This apparition appears in answer to ‘Tyler, my love, were there many other women in your life?’ whispered Gladys. (Neither sex ever speaks in the Baxter world, but whispers, gasps, rasps, rumbles, hazards, breathes or drawls.) Gladys herself is not what she seems, for since leaving Crodlands school under a slight cloud, she has taken up with Tyler Granthe, an inventor assisted by a tin robot called McNally, and is involved in a trail of mayhem associated with poisoned billiard tables. Tyler consoles himself by quaffing an occasional ‘Hoboken trembler’, and he must need it. On the trail of the pair is the stubborn Inspector Trubcock, of Scotland Yard, latterly assisted by officer Mulheardy of the New York Police Department: but back home Trubcock’s seemingly dissatisfied wife Edna, whose first chore on rising in the morning is to turn off the kitchen stove, is steadily preparing new recipes against his return. It is as well that chance has prevented sampling them hitherto.

As Thurber opined (or hazarded perhaps), you will like all this if this is the sort of thing you like. There is joie de vivre, an eerie freshness, even in the mechanics of Baxter whimsy. But philosophers, artists and even reviewers should beware: intellectual standards on the Baxter campus are high, and they may come up against unshaven desperadoes in short waistcoats draped with six-guns, pointing stubby fingers demandingly in their direction. (‘The way I figger it – truth is un-truth insofar as there belongs to it the reservoir of the not-yet-revealed, the un-uncovered in the sense of concealment’, reasoned McTaggart.) Even the lethal Gladys was extraordinarily gifted academically, although often unpopular with her peers, as her headmistress discloses retrospectively. ‘Her essay, “Hidden Symbolism in the work if Vittore Carpaccio, with special reference to the vision of St Augustine”, brought tears to the eyes of Miss Plangbourne, the External Examiner, but only groans from her fellow students, and I dare say more than a little resentment.’ Challenges everywhere abound. An upstanding young feller, in a pair of enormous furry chaps, reels back before a blank canvas with a small spot in one corner. ‘It was Tom’s first brush with modernism.’ Notice the two-way prosopopoeia in ‘brush’: and even a proleptic third, for someone like Tom, in nautical garb and with a furry tail, will soon be addressing a sceptical crew. ‘I suppose you are all wondering why I’ve gathered you here today,’ whispered the Bosun.

After The Impending Gleam, His Life: The Years of Struggle and Jodhpurs in the Quantocks, the present murder mystery is more ambitious narratology-wise, and exploits to even more dazzling effect a fixation not just with the art of 1920-50-style comics, but with a specific sort of ‘innocent’ illustration once found alike in school stories, thrillers, Science Fiction and pulp romance. As a draughtsman, Baxter is incomparably more accomplished than his usually anonymous predecessors, but he achieves (as it were) the same nerveless outline – an effect of melting bakelite and overstretched rubber bands – and the same indecisively granular texture. The relation between picture and narrative caption is perfectly adjusted, although there are signs here of the Monty Python syndrome. If humour be the food of laughs, play on: but excess of it can depress the appetite. Like poems or birds, jokes have to be caught as they fly. A band of outlaws in Lincoln green gather in the forest round a bulky radiogram struggling to look like a TV set. ‘Robin was certainly impressed with the simulated teak finish.’ More of this could begin to diminish the effect.

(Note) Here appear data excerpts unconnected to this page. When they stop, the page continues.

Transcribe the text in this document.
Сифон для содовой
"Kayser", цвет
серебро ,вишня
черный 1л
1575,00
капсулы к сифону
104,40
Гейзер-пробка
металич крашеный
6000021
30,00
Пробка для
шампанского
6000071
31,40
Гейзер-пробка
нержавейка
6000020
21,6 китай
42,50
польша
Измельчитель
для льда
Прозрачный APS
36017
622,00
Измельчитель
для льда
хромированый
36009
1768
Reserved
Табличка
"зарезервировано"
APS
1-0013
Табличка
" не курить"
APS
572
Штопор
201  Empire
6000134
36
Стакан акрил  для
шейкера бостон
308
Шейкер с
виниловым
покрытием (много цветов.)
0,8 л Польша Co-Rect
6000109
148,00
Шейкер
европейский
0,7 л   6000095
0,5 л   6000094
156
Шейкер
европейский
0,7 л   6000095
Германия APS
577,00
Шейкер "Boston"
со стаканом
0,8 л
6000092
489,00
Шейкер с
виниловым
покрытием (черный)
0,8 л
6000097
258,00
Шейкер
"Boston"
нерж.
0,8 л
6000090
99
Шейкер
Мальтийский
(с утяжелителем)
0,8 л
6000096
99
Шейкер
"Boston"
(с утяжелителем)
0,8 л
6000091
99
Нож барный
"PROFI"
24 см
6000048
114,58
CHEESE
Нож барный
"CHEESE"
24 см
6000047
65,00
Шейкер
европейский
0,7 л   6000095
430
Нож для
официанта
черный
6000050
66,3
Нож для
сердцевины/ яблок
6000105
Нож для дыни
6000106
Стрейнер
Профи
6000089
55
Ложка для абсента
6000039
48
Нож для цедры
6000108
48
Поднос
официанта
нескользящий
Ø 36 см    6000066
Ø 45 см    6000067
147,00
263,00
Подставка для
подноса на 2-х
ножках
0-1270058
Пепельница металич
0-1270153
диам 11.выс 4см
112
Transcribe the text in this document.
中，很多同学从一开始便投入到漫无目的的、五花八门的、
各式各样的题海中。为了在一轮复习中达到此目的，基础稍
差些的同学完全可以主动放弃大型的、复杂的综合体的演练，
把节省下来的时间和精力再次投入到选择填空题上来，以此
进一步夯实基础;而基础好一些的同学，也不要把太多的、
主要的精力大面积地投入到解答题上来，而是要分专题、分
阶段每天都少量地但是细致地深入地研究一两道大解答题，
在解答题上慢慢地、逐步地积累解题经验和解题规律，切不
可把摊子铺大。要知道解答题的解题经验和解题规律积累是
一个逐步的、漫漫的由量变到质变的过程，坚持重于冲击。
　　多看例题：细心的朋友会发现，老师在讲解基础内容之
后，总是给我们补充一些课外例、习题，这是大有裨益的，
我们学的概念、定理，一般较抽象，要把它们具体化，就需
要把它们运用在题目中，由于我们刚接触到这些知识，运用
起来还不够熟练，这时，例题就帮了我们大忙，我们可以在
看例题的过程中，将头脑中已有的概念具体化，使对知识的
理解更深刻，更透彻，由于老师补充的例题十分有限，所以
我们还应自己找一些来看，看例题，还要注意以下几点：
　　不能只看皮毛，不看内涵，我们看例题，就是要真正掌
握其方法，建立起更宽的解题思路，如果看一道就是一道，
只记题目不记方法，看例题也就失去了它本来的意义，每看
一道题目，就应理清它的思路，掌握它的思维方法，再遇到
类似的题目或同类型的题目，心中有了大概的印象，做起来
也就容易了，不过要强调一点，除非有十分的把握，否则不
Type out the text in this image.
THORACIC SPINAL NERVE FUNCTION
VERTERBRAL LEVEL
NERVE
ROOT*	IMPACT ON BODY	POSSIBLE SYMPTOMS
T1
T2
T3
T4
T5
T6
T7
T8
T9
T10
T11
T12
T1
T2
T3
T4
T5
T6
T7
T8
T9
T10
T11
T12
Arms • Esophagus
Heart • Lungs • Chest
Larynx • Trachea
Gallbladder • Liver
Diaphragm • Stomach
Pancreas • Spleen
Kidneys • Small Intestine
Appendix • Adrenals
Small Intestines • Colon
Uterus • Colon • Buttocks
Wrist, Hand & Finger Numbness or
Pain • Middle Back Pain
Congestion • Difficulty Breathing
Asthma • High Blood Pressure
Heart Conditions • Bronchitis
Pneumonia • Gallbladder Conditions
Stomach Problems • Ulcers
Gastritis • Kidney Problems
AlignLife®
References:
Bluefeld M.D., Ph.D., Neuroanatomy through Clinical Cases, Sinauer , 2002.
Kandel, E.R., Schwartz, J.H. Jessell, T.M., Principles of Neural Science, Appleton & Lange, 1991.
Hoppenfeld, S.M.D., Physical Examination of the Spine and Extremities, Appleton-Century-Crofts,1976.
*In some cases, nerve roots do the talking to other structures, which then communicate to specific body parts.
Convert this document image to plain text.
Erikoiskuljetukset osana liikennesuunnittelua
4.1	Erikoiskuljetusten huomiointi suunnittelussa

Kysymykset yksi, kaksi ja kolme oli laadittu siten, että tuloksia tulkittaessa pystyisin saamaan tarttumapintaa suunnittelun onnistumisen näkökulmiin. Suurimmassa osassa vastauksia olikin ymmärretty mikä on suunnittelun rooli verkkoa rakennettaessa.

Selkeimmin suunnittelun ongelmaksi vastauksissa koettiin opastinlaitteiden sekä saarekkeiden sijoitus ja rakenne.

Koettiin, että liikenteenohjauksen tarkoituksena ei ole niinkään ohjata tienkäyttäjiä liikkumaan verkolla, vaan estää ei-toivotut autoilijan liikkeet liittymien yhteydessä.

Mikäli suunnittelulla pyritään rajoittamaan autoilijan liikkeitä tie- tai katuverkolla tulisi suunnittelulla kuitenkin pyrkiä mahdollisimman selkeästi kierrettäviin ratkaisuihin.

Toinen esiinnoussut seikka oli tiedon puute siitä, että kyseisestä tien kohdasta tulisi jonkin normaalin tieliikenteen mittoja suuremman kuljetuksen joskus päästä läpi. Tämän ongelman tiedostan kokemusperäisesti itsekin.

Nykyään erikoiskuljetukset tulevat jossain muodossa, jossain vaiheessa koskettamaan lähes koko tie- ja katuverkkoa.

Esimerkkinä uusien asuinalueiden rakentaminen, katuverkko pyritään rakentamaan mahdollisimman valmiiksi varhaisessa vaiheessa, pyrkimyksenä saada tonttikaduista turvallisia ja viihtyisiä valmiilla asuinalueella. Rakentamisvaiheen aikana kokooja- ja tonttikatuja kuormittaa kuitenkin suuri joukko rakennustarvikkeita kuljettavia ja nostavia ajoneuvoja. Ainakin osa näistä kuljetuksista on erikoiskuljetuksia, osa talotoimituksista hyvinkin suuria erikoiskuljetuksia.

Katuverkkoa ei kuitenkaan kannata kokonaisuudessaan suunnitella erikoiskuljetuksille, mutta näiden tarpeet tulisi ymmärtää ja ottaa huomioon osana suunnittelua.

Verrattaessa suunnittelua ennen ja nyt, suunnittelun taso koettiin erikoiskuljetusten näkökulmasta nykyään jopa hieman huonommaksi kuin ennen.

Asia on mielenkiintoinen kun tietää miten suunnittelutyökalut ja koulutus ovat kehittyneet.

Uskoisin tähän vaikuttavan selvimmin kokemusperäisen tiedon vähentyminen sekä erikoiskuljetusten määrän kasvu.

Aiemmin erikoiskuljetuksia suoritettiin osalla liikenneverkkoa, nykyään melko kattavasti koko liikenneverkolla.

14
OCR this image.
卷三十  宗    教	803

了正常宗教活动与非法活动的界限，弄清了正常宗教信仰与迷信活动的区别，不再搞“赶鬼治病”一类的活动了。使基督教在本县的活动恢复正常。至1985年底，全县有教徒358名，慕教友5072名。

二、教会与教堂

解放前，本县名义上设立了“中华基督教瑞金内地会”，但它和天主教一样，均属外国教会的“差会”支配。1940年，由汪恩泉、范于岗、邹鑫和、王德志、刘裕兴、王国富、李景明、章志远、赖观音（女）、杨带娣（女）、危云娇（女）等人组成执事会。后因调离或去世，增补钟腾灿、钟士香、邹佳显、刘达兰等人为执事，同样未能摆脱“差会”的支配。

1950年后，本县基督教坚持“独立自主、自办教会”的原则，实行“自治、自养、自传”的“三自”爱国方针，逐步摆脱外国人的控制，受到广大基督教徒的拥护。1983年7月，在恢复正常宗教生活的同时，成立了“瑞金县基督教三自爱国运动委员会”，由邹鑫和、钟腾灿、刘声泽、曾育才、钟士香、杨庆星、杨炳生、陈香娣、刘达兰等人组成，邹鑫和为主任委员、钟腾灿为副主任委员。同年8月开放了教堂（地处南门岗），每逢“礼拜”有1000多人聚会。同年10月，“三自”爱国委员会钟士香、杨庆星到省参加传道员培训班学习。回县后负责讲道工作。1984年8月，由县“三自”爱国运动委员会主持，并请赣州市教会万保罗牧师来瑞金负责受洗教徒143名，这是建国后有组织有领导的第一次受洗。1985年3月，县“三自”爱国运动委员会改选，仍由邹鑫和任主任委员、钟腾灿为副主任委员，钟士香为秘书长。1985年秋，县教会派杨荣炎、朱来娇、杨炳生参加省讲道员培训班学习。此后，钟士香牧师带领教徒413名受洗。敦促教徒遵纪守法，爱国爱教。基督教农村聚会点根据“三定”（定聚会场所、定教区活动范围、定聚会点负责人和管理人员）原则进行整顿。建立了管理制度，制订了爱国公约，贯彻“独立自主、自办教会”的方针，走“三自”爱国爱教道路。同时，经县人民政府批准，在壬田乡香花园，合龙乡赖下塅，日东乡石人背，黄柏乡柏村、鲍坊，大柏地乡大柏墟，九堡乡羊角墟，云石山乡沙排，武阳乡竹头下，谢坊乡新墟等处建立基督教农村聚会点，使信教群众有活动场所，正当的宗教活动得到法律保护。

His peer and contemporary Handelsman does it with Greek myths, folk tales and ‘moments from history’ freaked with verbal witticisms, but Baxter needs to be deadpan. Hence the timeless atmosphere of a style purporting to be trapped helplessly in a period. Handelsman has his crusader fling a missal (missile – get it?) at a Saracen, who then floors his opponent by quoting Corinthians 4 at him. Such a relevance would be lost on the Baxter world: but both cartoonists succeed by a process of recycling routine romance and convention and fashioning out of it what looks briefly like reality. One of Baxter’s more explicit devices is to reverse Thurber’s technique with sex. There can be no war between men and women in his world because the difference between them is often unclear. ‘Now which one of you is Mrs Bloyard?’ snaps a moustachioed French police inspector to a shingled lady and a man in a Charvet scarf. Wimples, however, are only worn by males, who must also be untidily clad in tweed jackets and grey flannels. Baxter’s art may not prove able to resist for much longer the critic’s urge to interpret and to categorise. All those gestures, artefacts and expressions, caught in his pages like the snaps in Larkin’s young lady’s photograph album, await the attentions of some researcher. A D.Phil. on the significance of snoods (or antlers) in the earlier work is due any day now.